Best practices for forecasting promotions
When implementing a promotion forecasting process the golden rule of ‘garbage in, garbage out’ applies. When utilising more sophisticated promotion forecasting models, it is even more true.
A good first step is therefore to ensure that the promotion master data is in good shape: promotion prices are correct and promotion characteristics are thoroughly and systematically set up. This isn’t as self-evident as it sounds: Manual typos are quite typical in promotion master data, e.g. a promotion price of 49.9 instead of 4.99 and tv marketing instead of tv-marketing. Cleaning the master data really pays off when automating the promotion forecasting process.
The second step is to establish a process where causal promotion forecasting models are estimated on multiple levels and the most appropriate of them is chosen. The acceptance criteria should consider at least the reliability of the estimates as well as the granularity of the data: usually the lower the level of the estimation, the better, meaning for example that in the typical retail setting, the SKU-store level yields the most accurate results. The promotion forecasting process should also be automated; nobody wants to spend countless hours going through the different models on different levels for possibly millions of SKU-store combinations.

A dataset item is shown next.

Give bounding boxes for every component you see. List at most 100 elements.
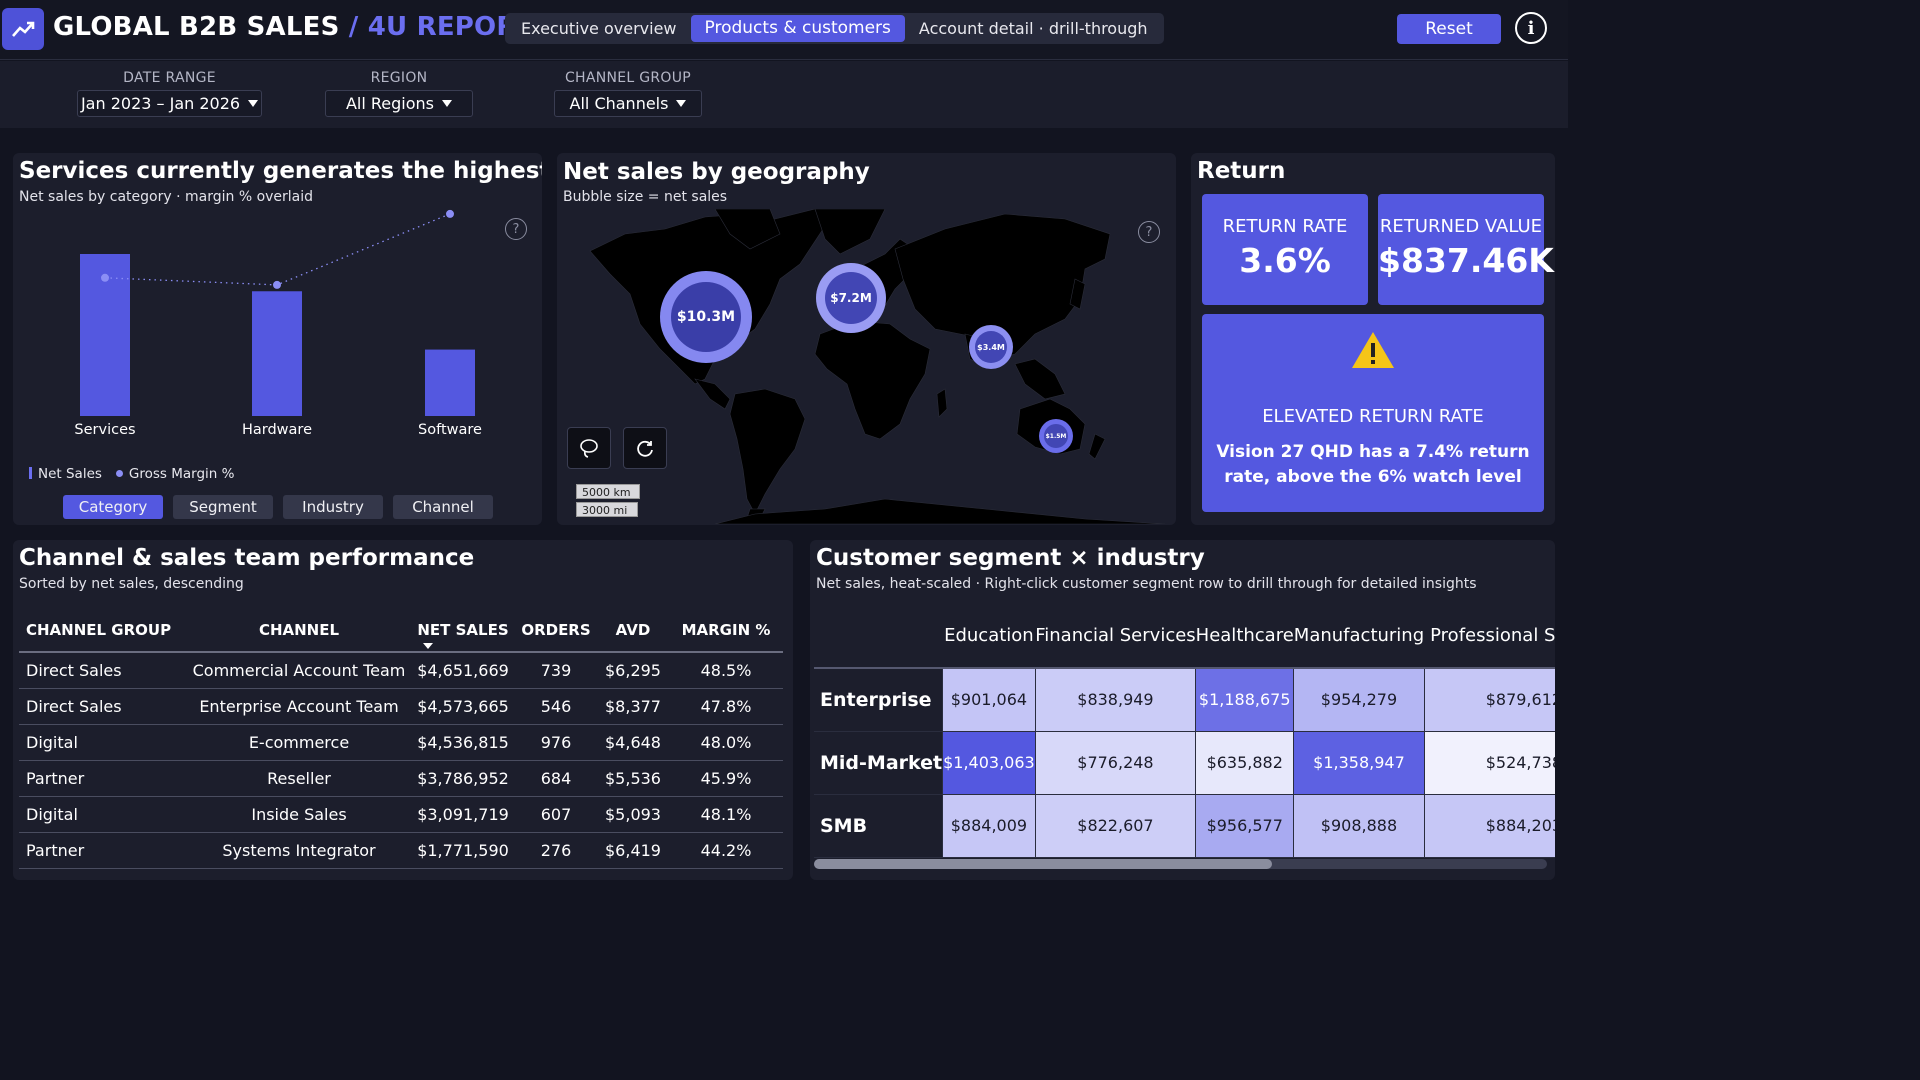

Once the promotion forecasting process has been satisfyingly implemented, the results can also be extended beyond forecasting – start planning the promotional activities operations based on the results of the automated analysis.
Conclusion
By breaking down the promotional sales into price component, user-defined promotional activity components and non-promotional sales components, and enabling the analysis and forecasting of the impact of each of the components on SKU-store level, causal modeling has proven to be significantly more accurate than traditional category-based promotion forecasting, increasing a retailer’s margins and profitability levels.
For promotions forecasting to move in line with today’s rapid pace of promotional activity, it’s time to move away from historical, aggregated data models and utitlise the power of big data analytics to its full advantage.